Against this backdrop, it is now more vital than ever to prioritise creating a more supportive, equitable care economy and in doing so, support economic equality and prosperity. It is my view that care is a right and is crucial for women’s economic participation. Decision makers should build caring economies by addressing the 5 Rs of care – recognition, reduction, redistribution, representation and reward for care work. This requires investment in high-quality care and accessible social services. It requires more and better rewarded care jobs. And overturning gender-discriminatory norms and gender stereotypes that fuel unequal division of care work in societies and communities also has a crucial part to play.
The Cherie Blair Foundation for Women is currently working with CARE International UK, with funding from the Ares Charitable Foundation, to tackle inequity in unpaid care work to accelerate women’s economic justice. Through evidence building and storytelling, we identify solutions on how to build caring economies which can foster women’s opportunities and economic justice.
Together, we are raising awareness of the importance of prioritising and investing in building caring economies and women’s economic justice. We are hoping to see firm commitments made in this regard in the upcoming Foreign, Commonwealth and Development Office’s (FCDO) Women and Girls Strategy.

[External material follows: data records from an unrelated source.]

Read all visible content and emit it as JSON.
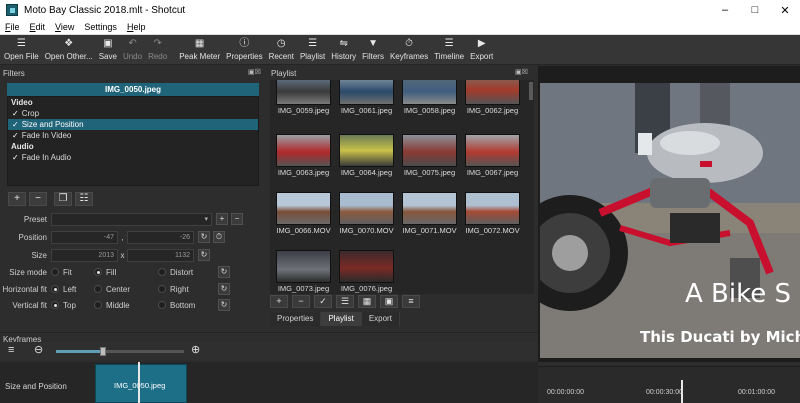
{
  "window": {
    "title": "Moto Bay Classic 2018.mlt - Shotcut"
  },
  "menu": [
    {
      "u": "F",
      "rest": "ile"
    },
    {
      "u": "E",
      "rest": "dit"
    },
    {
      "u": "V",
      "rest": "iew"
    },
    {
      "u": "",
      "rest": "Settings"
    },
    {
      "u": "H",
      "rest": "elp"
    }
  ],
  "toolbar": {
    "open_file": "Open File",
    "open_other": "Open Other...",
    "save": "Save",
    "undo": "Undo",
    "redo": "Redo",
    "peak_meter": "Peak Meter",
    "properties": "Properties",
    "recent": "Recent",
    "playlist": "Playlist",
    "history": "History",
    "filters": "Filters",
    "keyframes": "Keyframes",
    "timeline": "Timeline",
    "export": "Export"
  },
  "filters": {
    "panel_title": "Filters",
    "clip_name": "IMG_0050.jpeg",
    "video_header": "Video",
    "video_items": [
      "Crop",
      "Size and Position",
      "Fade In Video"
    ],
    "audio_header": "Audio",
    "audio_items": [
      "Fade In Audio"
    ],
    "preset_label": "Preset",
    "position_label": "Position",
    "position_x": "-47",
    "position_sep": ",",
    "position_y": "-26",
    "size_label": "Size",
    "size_w": "2013",
    "size_sep": "x",
    "size_h": "1132",
    "size_mode_label": "Size mode",
    "size_mode_opts": [
      "Fit",
      "Fill",
      "Distort"
    ],
    "h_fit_label": "Horizontal fit",
    "h_fit_opts": [
      "Left",
      "Center",
      "Right"
    ],
    "v_fit_label": "Vertical fit",
    "v_fit_opts": [
      "Top",
      "Middle",
      "Bottom"
    ]
  },
  "playlist": {
    "panel_title": "Playlist",
    "items": [
      "IMG_0059.jpeg",
      "IMG_0061.jpeg",
      "IMG_0058.jpeg",
      "IMG_0062.jpeg",
      "IMG_0063.jpeg",
      "IMG_0064.jpeg",
      "IMG_0075.jpeg",
      "IMG_0067.jpeg",
      "IMG_0066.MOV",
      "IMG_0070.MOV",
      "IMG_0071.MOV",
      "IMG_0072.MOV",
      "IMG_0073.jpeg",
      "IMG_0076.jpeg"
    ]
  },
  "tabs": [
    "Properties",
    "Playlist",
    "Export"
  ],
  "preview": {
    "title_text": "A Bike S",
    "sub_text": "This Ducati by Micha"
  },
  "keyframes": {
    "panel_title": "Keyframes",
    "track_label": "Size and Position",
    "clip_label": "IMG_0050.jpeg"
  },
  "timeline": {
    "timecodes": [
      "00:00:00:00",
      "00:00:30:00",
      "00:01:00:00"
    ]
  }
}
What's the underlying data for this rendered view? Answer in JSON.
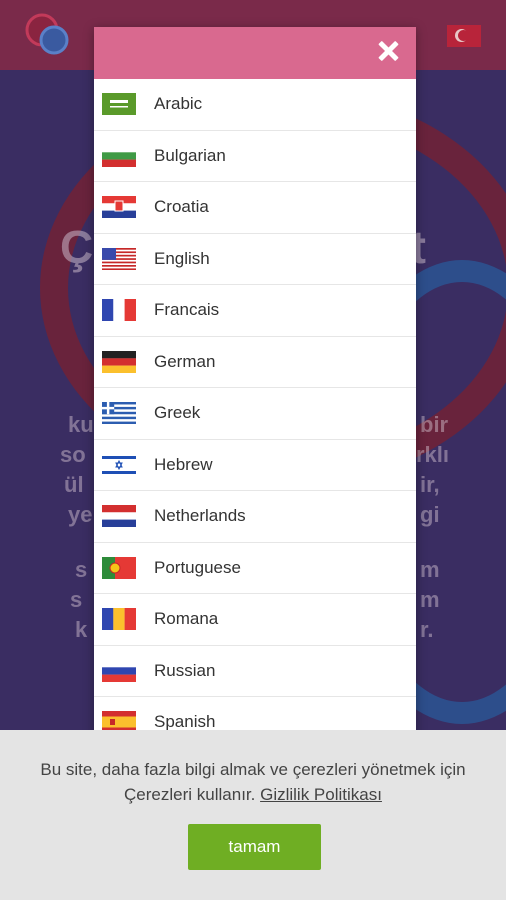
{
  "modal": {
    "languages": [
      {
        "label": "Arabic",
        "flag": "saudi-arabia-flag-icon"
      },
      {
        "label": "Bulgarian",
        "flag": "bulgaria-flag-icon"
      },
      {
        "label": "Croatia",
        "flag": "croatia-flag-icon"
      },
      {
        "label": "English",
        "flag": "usa-flag-icon"
      },
      {
        "label": "Francais",
        "flag": "france-flag-icon"
      },
      {
        "label": "German",
        "flag": "germany-flag-icon"
      },
      {
        "label": "Greek",
        "flag": "greece-flag-icon"
      },
      {
        "label": "Hebrew",
        "flag": "israel-flag-icon"
      },
      {
        "label": "Netherlands",
        "flag": "netherlands-flag-icon"
      },
      {
        "label": "Portuguese",
        "flag": "portugal-flag-icon"
      },
      {
        "label": "Romana",
        "flag": "romania-flag-icon"
      },
      {
        "label": "Russian",
        "flag": "russia-flag-icon"
      },
      {
        "label": "Spanish",
        "flag": "spain-flag-icon"
      }
    ],
    "close_icon": "close-icon",
    "header_color": "#d9698f"
  },
  "cookie": {
    "text": "Bu site, daha fazla bilgi almak ve çerezleri yönetmek için Çerezleri kullanır.",
    "link": "Gizlilik Politikası",
    "button": "tamam",
    "button_color": "#6fae23"
  },
  "background": {
    "title_left": "Ç",
    "title_right": "et",
    "lines_left": [
      "ku",
      "so",
      "ül",
      "ye",
      "s",
      "s",
      "k"
    ],
    "lines_right": [
      "bir",
      "rklı",
      "ir,",
      "gi",
      "m",
      "m",
      "r."
    ],
    "header_flag": "turkey-flag-icon"
  }
}
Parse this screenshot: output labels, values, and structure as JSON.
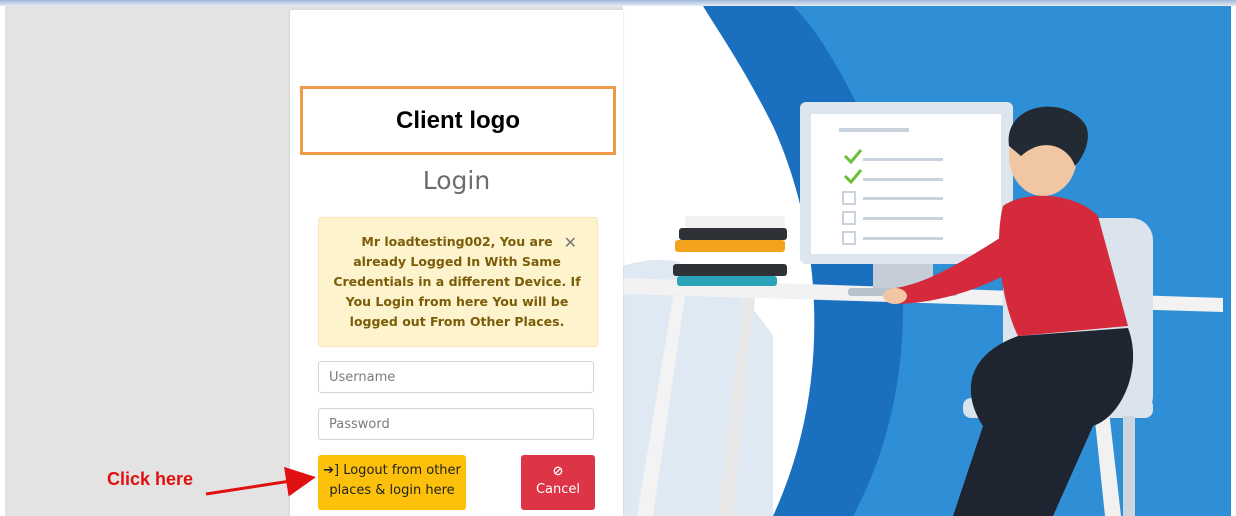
{
  "logo": {
    "text": "Client logo"
  },
  "login": {
    "title": "Login",
    "alert": {
      "message": "Mr loadtesting002, You are already Logged In With Same Credentials in a different Device. If You Login from here You will be logged out From Other Places.",
      "close_icon": "close-icon"
    },
    "username_placeholder": "Username",
    "password_placeholder": "Password",
    "logout_button": {
      "icon": "sign-in-icon",
      "label": "Logout from other places & login here"
    },
    "cancel_button": {
      "icon": "ban-icon",
      "label": "Cancel"
    }
  },
  "annotation": {
    "text": "Click here",
    "color": "#e01010"
  },
  "colors": {
    "accent_yellow": "#fdc10b",
    "danger_red": "#dd3546",
    "logo_border": "#ef9a4a",
    "alert_bg": "#fdf3cd",
    "illustration_blue": "#1e73be"
  }
}
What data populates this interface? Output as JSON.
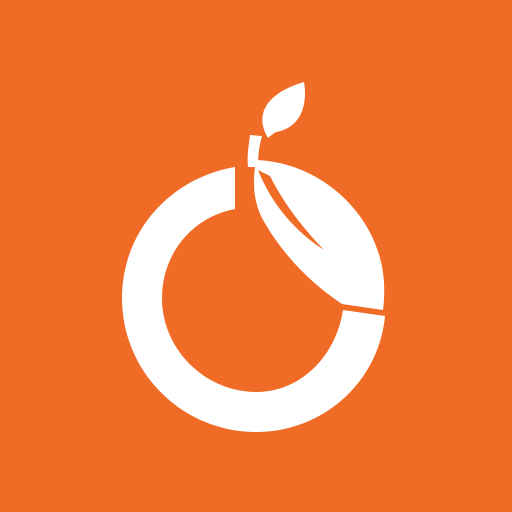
{
  "icon": {
    "name": "orange-fruit-logo",
    "background_color": "#F06B26",
    "foreground_color": "#FFFFFF"
  }
}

Care and domestic work are the backbones of our societies – the foundations upon which our economies are completely reliant. Research from Oxfam shows unpaid care adds $10.8tn to the global economy each year, equivalent to 9 per cent of global GDP. Yet unpaid care work remains invisible and continues to fall disproportionately on women. This is first and foremost a critical matter of gender justice that requires urgent attention, but unlocking the great potential of women entrepreneurs around the world is also a huge economic imperative, or it risks becoming an enormous lost opportunity.
It is no exaggeration to say that women entrepreneurs have the power to change the world. It is high time for decision makers to create caring economies by tackling the unequal division of unpaid care work and better support women’s economic opportunities and entrepreneurship.
Cherie Blair, barrister and founder of the Cherie Blair Foundation for Women.